All about assets: commodities

Will Hodges continues his series by looking at how investors make money out of products we consume every day

What are commodities?

A commodity is a type of resource or good which is standardised and not differentiated by seller. For example, a kilo of refined sugar of a certain kind produced by one company is regarded as no different from a kilo produced on the other side of the world, whereas some consumer goods are distinguished by brand and by the components used.

  • Commodities can be split into the following sub-classes:
  • Precious metals, such as gold, silver and platinum
  • Industrial or base metals, such as copper, zinc, lead and aluminium
  • Energy, such as oil, natural gas, ethanol and heating oil
  • Agricultural goods (also known as soft commodities or "softs"), such as wheat, soybeans, cotton, sugar and coffee
  • Livestock, such as cattle, live hogs and, until recently, pork bellies.

What's all the fuss about?

Renowned US investment guru Jim Rogers was one of the first in the financial sector to recognise the potential of commodities as an asset class. Back in 1999, Rogers identified what he saw as the beginnings of a bull market (a prolonged rise in demand and, consequentially, prices) in commodities, which he predicted would run for a further 15-20 years. Twelve years on, he appears to have been proved right as the world has witnessed huge increases in the value of resources. The price of crude oil, for example, has risen from around $35 dollars a barrel in 2000 to around $100 a barrel.

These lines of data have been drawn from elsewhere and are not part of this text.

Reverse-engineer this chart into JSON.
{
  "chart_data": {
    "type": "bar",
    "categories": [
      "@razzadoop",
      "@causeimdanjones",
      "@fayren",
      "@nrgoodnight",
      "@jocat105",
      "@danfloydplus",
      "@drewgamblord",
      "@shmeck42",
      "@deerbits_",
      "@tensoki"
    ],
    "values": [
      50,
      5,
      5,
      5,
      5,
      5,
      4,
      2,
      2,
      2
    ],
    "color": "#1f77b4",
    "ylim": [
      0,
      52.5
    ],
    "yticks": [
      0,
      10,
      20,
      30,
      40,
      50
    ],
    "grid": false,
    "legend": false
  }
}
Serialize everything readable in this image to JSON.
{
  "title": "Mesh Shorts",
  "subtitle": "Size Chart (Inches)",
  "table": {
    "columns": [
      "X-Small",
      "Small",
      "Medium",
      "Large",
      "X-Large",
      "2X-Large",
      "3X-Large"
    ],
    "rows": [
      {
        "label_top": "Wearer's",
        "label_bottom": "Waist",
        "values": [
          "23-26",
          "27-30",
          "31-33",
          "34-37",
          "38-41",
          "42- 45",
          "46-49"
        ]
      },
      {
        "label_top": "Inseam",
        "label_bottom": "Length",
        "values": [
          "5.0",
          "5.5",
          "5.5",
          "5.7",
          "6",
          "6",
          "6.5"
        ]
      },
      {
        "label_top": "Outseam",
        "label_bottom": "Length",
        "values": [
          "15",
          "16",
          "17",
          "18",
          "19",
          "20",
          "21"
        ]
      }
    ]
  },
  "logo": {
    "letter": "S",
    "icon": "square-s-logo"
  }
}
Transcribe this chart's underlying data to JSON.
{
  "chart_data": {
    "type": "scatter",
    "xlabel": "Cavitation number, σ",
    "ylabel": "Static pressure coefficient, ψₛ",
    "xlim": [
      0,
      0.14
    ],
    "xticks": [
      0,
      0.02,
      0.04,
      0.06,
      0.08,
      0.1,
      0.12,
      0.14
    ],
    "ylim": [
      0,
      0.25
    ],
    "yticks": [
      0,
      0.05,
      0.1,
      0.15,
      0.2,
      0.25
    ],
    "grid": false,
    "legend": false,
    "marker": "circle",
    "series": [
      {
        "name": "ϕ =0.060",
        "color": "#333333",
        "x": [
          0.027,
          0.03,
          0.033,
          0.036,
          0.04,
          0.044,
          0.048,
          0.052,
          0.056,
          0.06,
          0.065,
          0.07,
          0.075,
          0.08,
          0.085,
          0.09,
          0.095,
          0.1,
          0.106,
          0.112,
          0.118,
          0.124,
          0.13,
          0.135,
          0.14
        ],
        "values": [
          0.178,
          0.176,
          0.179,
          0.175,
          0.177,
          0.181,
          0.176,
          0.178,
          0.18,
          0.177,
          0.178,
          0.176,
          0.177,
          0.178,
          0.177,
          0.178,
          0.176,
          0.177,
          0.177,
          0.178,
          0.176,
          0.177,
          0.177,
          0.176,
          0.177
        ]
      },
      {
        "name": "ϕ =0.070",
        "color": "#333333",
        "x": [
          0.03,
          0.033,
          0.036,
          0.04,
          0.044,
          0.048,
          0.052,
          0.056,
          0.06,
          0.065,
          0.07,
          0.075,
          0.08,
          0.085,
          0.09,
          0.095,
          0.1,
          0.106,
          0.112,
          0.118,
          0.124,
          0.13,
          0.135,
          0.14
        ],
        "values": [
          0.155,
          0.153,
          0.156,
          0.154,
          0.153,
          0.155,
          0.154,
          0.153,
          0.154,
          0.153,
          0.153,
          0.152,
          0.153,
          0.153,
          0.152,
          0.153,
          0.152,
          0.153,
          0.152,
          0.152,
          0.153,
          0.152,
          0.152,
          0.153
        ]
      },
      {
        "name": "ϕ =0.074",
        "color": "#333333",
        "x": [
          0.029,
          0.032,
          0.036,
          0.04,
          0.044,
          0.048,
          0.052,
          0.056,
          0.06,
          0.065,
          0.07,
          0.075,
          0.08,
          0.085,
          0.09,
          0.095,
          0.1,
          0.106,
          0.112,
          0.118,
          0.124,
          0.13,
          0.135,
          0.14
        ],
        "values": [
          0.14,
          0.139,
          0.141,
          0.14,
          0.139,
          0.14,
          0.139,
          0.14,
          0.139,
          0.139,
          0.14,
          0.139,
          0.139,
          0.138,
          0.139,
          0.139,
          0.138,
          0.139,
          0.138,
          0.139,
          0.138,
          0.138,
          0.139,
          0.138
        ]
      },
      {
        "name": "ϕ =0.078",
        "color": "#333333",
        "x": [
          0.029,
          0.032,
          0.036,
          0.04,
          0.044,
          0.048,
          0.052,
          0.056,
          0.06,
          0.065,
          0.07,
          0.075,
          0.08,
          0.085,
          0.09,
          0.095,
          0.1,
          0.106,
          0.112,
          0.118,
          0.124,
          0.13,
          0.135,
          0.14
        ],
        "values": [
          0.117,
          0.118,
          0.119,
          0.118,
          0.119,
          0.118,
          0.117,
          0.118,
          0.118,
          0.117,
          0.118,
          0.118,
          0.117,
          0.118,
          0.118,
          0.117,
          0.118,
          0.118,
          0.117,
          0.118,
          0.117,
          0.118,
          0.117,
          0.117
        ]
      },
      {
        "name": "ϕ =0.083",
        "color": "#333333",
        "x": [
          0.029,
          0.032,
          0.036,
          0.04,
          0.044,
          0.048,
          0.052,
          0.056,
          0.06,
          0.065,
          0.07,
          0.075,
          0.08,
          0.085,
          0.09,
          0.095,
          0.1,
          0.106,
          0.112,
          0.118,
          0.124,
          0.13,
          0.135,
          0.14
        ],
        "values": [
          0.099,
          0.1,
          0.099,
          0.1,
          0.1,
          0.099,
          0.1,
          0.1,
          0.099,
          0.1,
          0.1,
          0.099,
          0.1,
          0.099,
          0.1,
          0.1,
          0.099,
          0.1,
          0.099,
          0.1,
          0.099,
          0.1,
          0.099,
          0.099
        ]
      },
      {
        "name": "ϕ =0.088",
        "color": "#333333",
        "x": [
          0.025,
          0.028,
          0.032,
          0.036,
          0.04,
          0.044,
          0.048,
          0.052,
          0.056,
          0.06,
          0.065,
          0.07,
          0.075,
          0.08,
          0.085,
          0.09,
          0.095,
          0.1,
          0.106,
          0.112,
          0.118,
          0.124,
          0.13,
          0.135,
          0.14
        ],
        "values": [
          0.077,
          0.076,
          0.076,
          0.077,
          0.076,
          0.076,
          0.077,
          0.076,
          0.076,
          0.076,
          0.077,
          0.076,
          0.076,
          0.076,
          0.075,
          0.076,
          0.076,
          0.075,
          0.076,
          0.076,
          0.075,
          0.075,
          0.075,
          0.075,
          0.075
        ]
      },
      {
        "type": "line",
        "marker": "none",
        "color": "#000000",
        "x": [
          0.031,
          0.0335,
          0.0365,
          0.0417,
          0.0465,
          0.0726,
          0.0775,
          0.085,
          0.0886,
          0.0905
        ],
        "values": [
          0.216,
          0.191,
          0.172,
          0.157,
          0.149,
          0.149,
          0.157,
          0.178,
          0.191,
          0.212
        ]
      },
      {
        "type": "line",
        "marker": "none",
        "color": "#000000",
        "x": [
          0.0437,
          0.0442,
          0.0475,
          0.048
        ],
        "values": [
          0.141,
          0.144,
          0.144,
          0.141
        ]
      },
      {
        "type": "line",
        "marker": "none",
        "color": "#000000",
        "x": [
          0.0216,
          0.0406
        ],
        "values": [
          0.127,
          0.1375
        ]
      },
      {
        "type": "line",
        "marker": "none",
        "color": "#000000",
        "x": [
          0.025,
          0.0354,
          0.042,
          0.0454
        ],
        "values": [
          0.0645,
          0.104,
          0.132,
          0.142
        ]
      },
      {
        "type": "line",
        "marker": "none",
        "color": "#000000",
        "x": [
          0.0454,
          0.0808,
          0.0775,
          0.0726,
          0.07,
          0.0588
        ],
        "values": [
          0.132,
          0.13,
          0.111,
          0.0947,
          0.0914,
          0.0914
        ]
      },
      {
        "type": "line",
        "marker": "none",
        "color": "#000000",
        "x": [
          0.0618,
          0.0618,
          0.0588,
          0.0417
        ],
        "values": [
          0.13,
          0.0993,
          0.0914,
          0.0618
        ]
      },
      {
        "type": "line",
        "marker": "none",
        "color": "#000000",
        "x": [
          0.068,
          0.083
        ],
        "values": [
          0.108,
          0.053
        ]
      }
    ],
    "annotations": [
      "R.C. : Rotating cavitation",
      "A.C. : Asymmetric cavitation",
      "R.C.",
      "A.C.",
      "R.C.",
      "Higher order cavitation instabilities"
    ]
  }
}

The cost of oil and other commodities has been driven up by increasing demand from emerging markets such as China and India, where private consumption levels and industrial output have soared. Against this backdrop, Rogers' contemporaries have increasingly turned to commodities rather than other assets such as shares and bonds.

Who invests in commodities?

Once a niche asset class, commodities are now a popular investment option for many kinds of investor, including pensions funds, general investment managers and hedge funds. Many larger investment firms run dedicated funds offering exposure to a variety of different commodities, thereby hedging against a drop in the value of any particular resource.

Traders and other short-term investors are able to purchase commodities through an exchange, such as the London Metals Exchange. Doing so means that ownership rights can be transferred without the physical exchange of goods. Goods are sold either under a spot contract, that is, at today's price, or under a futures contract, which allows the buyer to take delivery of the good at a point in the future at a pre-agreed price. More recently, private investors have also started to play the commodity markets. One of the easiest ways to do so is to buy shares in a commodities index run by a bank or investment firm. Usually this means purchasing a share in a "basket" of commodities of different types.

What are the advantages of investing in commodities?

In the light of sluggish western stock markets and continued concerns surrounding European and US debt markets, commodities are currently one of the more exciting asset classes. Unlike many other investments, commodities offer excellent exposure to emerging markets and, in particular, the consumption boom taking place in China and India. With neither economy showing signs of slowing down any time soon, commodities should present an attractive long-term investment.

What are the disadvantages of investing in commodities?

Commodity investing is not for the faint-hearted and has the potential to make fools of even the most battle-hardened of financial savants. Despite their growth in value over the past decade, commodities still represent one of the riskier asset classes to invest in on a short-term basis. Commodity assets, be they oil products, grains or livestock, are vulnerable to large fluctuations over a short time meaning that the potential for losses in the short term is significant. Bet the wrong way and the potential costs are huge. Take oil prices, which fell over a six-month period from mid-2008 to early 2009 from more than $120 a barrel to just $35 a barrel. Political and environmental factors can have a dramatic effect on returns. An unforeseen drought, for example, might send crop prices soaring, while over-production may lead to a price slump.

Where could I fit in?

With the impact of commodity markets on the global economy ever more apparent, there are more and more job opportunities for graduates. Here are some potential positions:

  • Commodity analyst at a bank or investment firm
  • Commodity trader with a brokerage or hedge fund
  • Consultant working for an agriculture, metals or mining consultancy
  • Graduate recruit at an energy company or a mining firm.